Publié le 5 janvier 2004 Lecture : 3 minutes.

Imagine-t-on le parti Baas être autorisé à participer à la consultation populaire que les autorités américaines finiront bien par organiser en Irak ? Et Saddam Hussein être triomphalement élu au Parlement en compagnie d’une poignée de séides sanguinaires ? Absurde, bien sûr, mais c’est pourtant ce qui vient de se passer en Serbie lors des élections législatives du 28 décembre.
Chantres de la Grande Serbie et maîtres d’oeuvre de l’épuration ethnique en Croatie (1991-1995), en Bosnie (1992-1995) et au Kosovo (1998-1999), l’ancien président Slobodan Milosevic et son vieil ami Vojislav Seselj sont aujourd’hui accusés de crimes de guerre par le Tribunal pénal international (TPI) et détenus à la prison de Scheveningen, aux Pays-Bas. Leurs procès étant en cours d’instruction, la loi serbe les autorise, au nom de la présomption d’innocence, à solliciter les suffrages des électeurs. La liste du Parti socialiste (SPS) conduite par Milosevic a obtenu 7,6 % des voix et 22 sièges sur 250. Et celle du Parti radical (SRS) emmenée par Seselj, 27,3 % des voix et 81 sièges, ce qui en fait la première formation du pays.

Sur le plan strictement politique, cette victoire des ultranationalistes est sans doute moins inquiétante qu’il n’y paraît : les partis (plus ou moins) démocratiques conservent la majorité absolue des suffrages et des sièges. Les plus importants sont le Parti démocratique de Serbie (DDS) du président Vojislav Kostunica (17,8 % des voix, 53 sièges) et le Parti démocratique (DS) de l’ancien Premier ministre Zoran Djindjic (12,7 %, 37 sièges). À terme, une évolution du système vers un modèle de type européen paraît sinon inéluctable, au moins probable.
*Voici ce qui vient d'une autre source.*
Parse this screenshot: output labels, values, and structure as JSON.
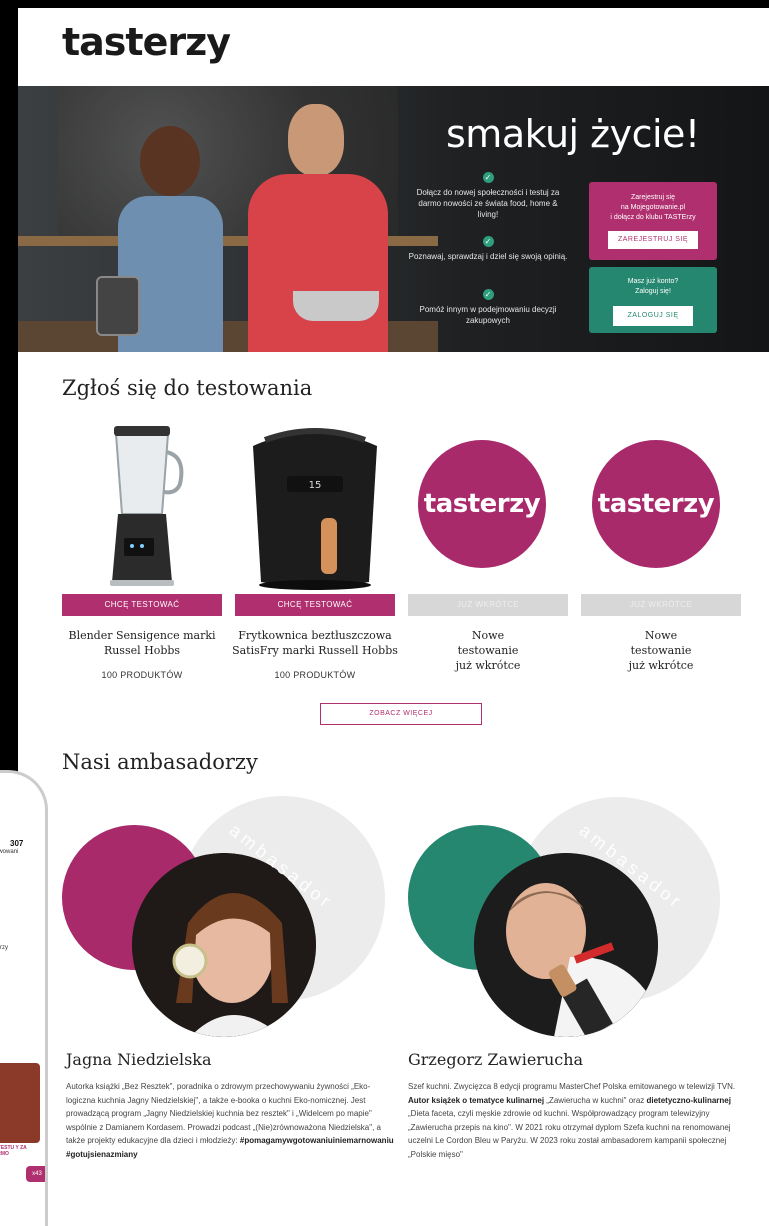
{
  "brand": {
    "logo": "tasterzy",
    "accent": "#b0306f",
    "green": "#25876f"
  },
  "hero": {
    "slogan": "smakuj życie!",
    "features": [
      {
        "text": "Dołącz do nowej społeczności i testuj za darmo nowości ze świata food, home & living!"
      },
      {
        "text": "Poznawaj, sprawdzaj i dziel się swoją opinią."
      },
      {
        "text": "Pomóż innym w podejmowaniu decyzji zakupowych"
      }
    ],
    "register_card": {
      "line1": "Zarejestruj się",
      "line2": "na Mojegotowanie.pl",
      "line3": "i dołącz do klubu TASTErzy",
      "button": "ZAREJESTRUJ SIĘ"
    },
    "login_card": {
      "line1": "Masz już konto?",
      "line2": "Zaloguj się!",
      "button": "ZALOGUJ SIĘ"
    }
  },
  "testing": {
    "heading": "Zgłoś się do testowania",
    "products": [
      {
        "button": "CHCĘ TESTOWAĆ",
        "name": "Blender Sensigence marki Russel Hobbs",
        "count": "100 PRODUKTÓW"
      },
      {
        "button": "CHCĘ TESTOWAĆ",
        "name": "Frytkownica beztłuszczowa SatisFry marki Russell Hobbs",
        "count": "100 PRODUKTÓW"
      },
      {
        "button": "JUŻ WKRÓTCE",
        "name": "Nowe testowanie już wkrótce",
        "logo": "tasterzy"
      },
      {
        "button": "JUŻ WKRÓTCE",
        "name": "Nowe testowanie już wkrótce",
        "logo": "tasterzy"
      }
    ],
    "more_button": "ZOBACZ WIĘCEJ"
  },
  "ambassadors": {
    "heading": "Nasi ambasadorzy",
    "badge_word": "ambasador",
    "people": [
      {
        "name": "Jagna Niedzielska",
        "bio": "Autorka książki „Bez Resztek\", poradnika o zdrowym przechowywaniu żywności „Eko-logiczna kuchnia Jagny Niedzielskiej\", a także e-booka o kuchni Eko-nomicznej. Jest prowadzącą program „Jagny Niedzielskiej kuchnia bez resztek\" i „Widelcem po mapie\" wspólnie z Damianem Kordasem. Prowadzi podcast „(Nie)zrównoważona Niedzielska\", a także projekty edukacyjne dla dzieci i młodzieży:",
        "tags": "#pomagamywgotowaniuiniemarnowaniu #gotujsienazmiany",
        "color": "#a82a6a"
      },
      {
        "name": "Grzegorz Zawierucha",
        "bio_a": "Szef kuchni. Zwycięzca 8 edycji programu MasterChef Polska emitowanego w telewizji TVN. ",
        "bio_b": "Autor książek o tematyce kulinarnej",
        "bio_c": " „Zawierucha w kuchni\" oraz ",
        "bio_d": "dietetyczno-kulinarnej",
        "bio_e": " „Dieta faceta, czyli męskie zdrowie od kuchni. Współprowadzący program telewizyjny „Zawierucha przepis na kino\". W 2021 roku otrzymał dyplom Szefa kuchni na renomowanej uczelni Le Cordon Bleu w Paryżu. W 2023 roku został ambasadorem kampanii społecznej „Polskie mięso\"",
        "color": "#25876f"
      }
    ]
  },
  "phone": {
    "count": "307",
    "label": "serwowani",
    "snippet": "rzy",
    "badge": "x43",
    "mini_text": "ĘŻ TESTU Y ZA DARMO"
  }
}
Même la direction du SPS est aujourd’hui social-démocrate et pro-européenne et ne s’est résolue à confier la direction de sa liste à Milosevic que dans l’espoir de grappiller des voix dans les franges extrémistes de l’électorat. Du coup, l’ancien dictateur, qui n’a jamais cessé d’intervenir dans le débat électoral par l’intermédiaire de sa famille et de ses avocats, joue ouvertement la carte Seselj.
Sur le plan moral, c’est évidemment une autre histoire. Que des assassins avérés puissent siéger à l’Assemblée nationale avec le soutien de 40 % de l’électorat est évidemment choquant – pour dire le moins. Seselj n’appelait-il pas naguère ses partisans à « égorger les Croates non avec des couteaux, mais avec des petites cuillères rouillées » ?
Les motivations des électeurs ultranationalistes paraissent de trois ordres.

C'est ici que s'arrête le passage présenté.